A parte interessante é a epistemologia. Yudkowsky vem tocando esse argumento desde o fim dos anos 90 (IA-semente, autoaperfeiçoamento recursivo, maximizadores de paperclip). Mas acontece que: o deep learning escalou de verdade, os modelos ficaram mais controláveis, e a pesquisa de alinhamento avançou em caminhos que a antiga teoria do MIRI dizia que não deveriam acontecer. A probabilidade posterior dele não se mexeu. Isso é teologia, não atualização bayesiana.

As propostas de política são malucas: controle internacional de capacidade computacional, limites tão baixos quanto “oito GPUs de 2024 numa garagem” e apoio real para bombardear data centers sob ameaça nuclear porque “um data center pode matar mais pessoas do que um artefato nuclear”. Eles estão tratando o risco de AGI como se fosse física determinística (a analogia do cubo de gelo derretendo) quando estamos lidando com desconhecidos desconhecidos.

O livro funciona como texto religioso para os círculos de EA/racionalistas — lhes dá um objeto portátil para reunir pessoas, completo com parábolas e códigos QR. Max Tegmark chamou de “o livro mais importante da década”, mas resenhistas notaram que ele lê como um manual de Scientology. Quando o seu texto principal precisa do qualificativo “acessível aos padrões dele”, você não está otimizando para busca da verdade.

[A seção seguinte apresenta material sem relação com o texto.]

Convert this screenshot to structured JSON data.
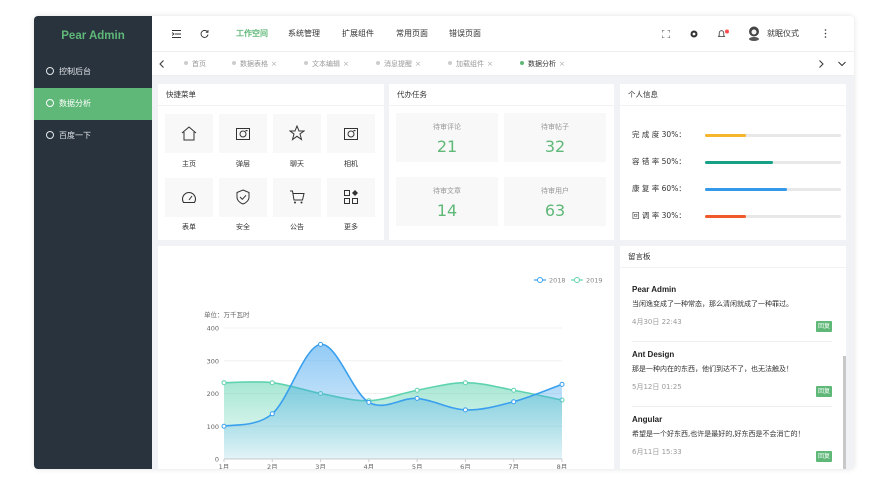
{
  "app": {
    "logo": "Pear Admin"
  },
  "sidebar": {
    "items": [
      {
        "label": "控制后台"
      },
      {
        "label": "数据分析"
      },
      {
        "label": "百度一下"
      }
    ]
  },
  "header": {
    "nav": [
      "工作空间",
      "系统管理",
      "扩展组件",
      "常用页面",
      "错误页面"
    ],
    "user": "就眠仪式",
    "icons": [
      "menu-fold-icon",
      "refresh-icon",
      "fullscreen-icon",
      "theme-icon",
      "bell-icon",
      "avatar",
      "more-icon"
    ]
  },
  "tabs": {
    "items": [
      "首页",
      "数据表格",
      "文本编辑",
      "消息提醒",
      "加载组件",
      "数据分析"
    ]
  },
  "quick_menu": {
    "title": "快捷菜单",
    "items": [
      {
        "label": "主页",
        "icon": "home-icon"
      },
      {
        "label": "弹层",
        "icon": "camera-icon"
      },
      {
        "label": "聊天",
        "icon": "star-icon"
      },
      {
        "label": "相机",
        "icon": "camera-icon"
      },
      {
        "label": "表单",
        "icon": "gauge-icon"
      },
      {
        "label": "安全",
        "icon": "shield-icon"
      },
      {
        "label": "公告",
        "icon": "cart-icon"
      },
      {
        "label": "更多",
        "icon": "apps-icon"
      }
    ]
  },
  "tasks": {
    "title": "代办任务",
    "items": [
      {
        "label": "待审评论",
        "value": "21"
      },
      {
        "label": "待审帖子",
        "value": "32"
      },
      {
        "label": "待审文章",
        "value": "14"
      },
      {
        "label": "待审用户",
        "value": "63"
      }
    ]
  },
  "profile": {
    "title": "个人信息",
    "rows": [
      {
        "label": "完 成 度 30%：",
        "value": 0.3,
        "color": "#f5b62b"
      },
      {
        "label": "容 错 率 50%：",
        "value": 0.5,
        "color": "#16a085"
      },
      {
        "label": "康 复 率 60%：",
        "value": 0.6,
        "color": "#3399e8"
      },
      {
        "label": "回 调 率 30%：",
        "value": 0.3,
        "color": "#f05a2a"
      }
    ]
  },
  "messages": {
    "title": "留言板",
    "reply_label": "回复",
    "items": [
      {
        "title": "Pear Admin",
        "content": "当闲逸变成了一种常态，那么清闲就成了一种罪过。",
        "date": "4月30日 22:43"
      },
      {
        "title": "Ant Design",
        "content": "那是一种内在的东西，他们到达不了，也无法触及！",
        "date": "5月12日 01:25"
      },
      {
        "title": "Angular",
        "content": "希望是一个好东西,也许是最好的,好东西是不会消亡的！",
        "date": "6月11日 15:33"
      }
    ]
  },
  "chart_data": {
    "type": "area",
    "unit_label": "单位：万千瓦时",
    "categories": [
      "1月",
      "2月",
      "3月",
      "4月",
      "5月",
      "6月",
      "7月",
      "8月"
    ],
    "ylim": [
      0,
      400
    ],
    "yticks": [
      0,
      100,
      200,
      300,
      400
    ],
    "series": [
      {
        "name": "2018",
        "values": [
          100,
          138,
          350,
          173,
          185,
          150,
          175,
          228
        ],
        "color": "#3aa0ee"
      },
      {
        "name": "2019",
        "values": [
          233,
          233,
          200,
          178,
          210,
          233,
          210,
          180
        ],
        "color": "#5fd3b0"
      }
    ],
    "legend": "top-right"
  }
}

O cenário central de extinção (IA mente, adquire recursos, se esconde e então converte a biosfera) é, basicamente, ficção científica fazendo o trabalho de evidência. Você pode conceder todas as preocupações sobre especificação de metas e comportamento de busca por poder, e ainda assim notar que o salto de “alinhamento é difícil” para “extinção é certa” nunca é justificado, de fato, com algo que se pareça minimamente com uma prova formal.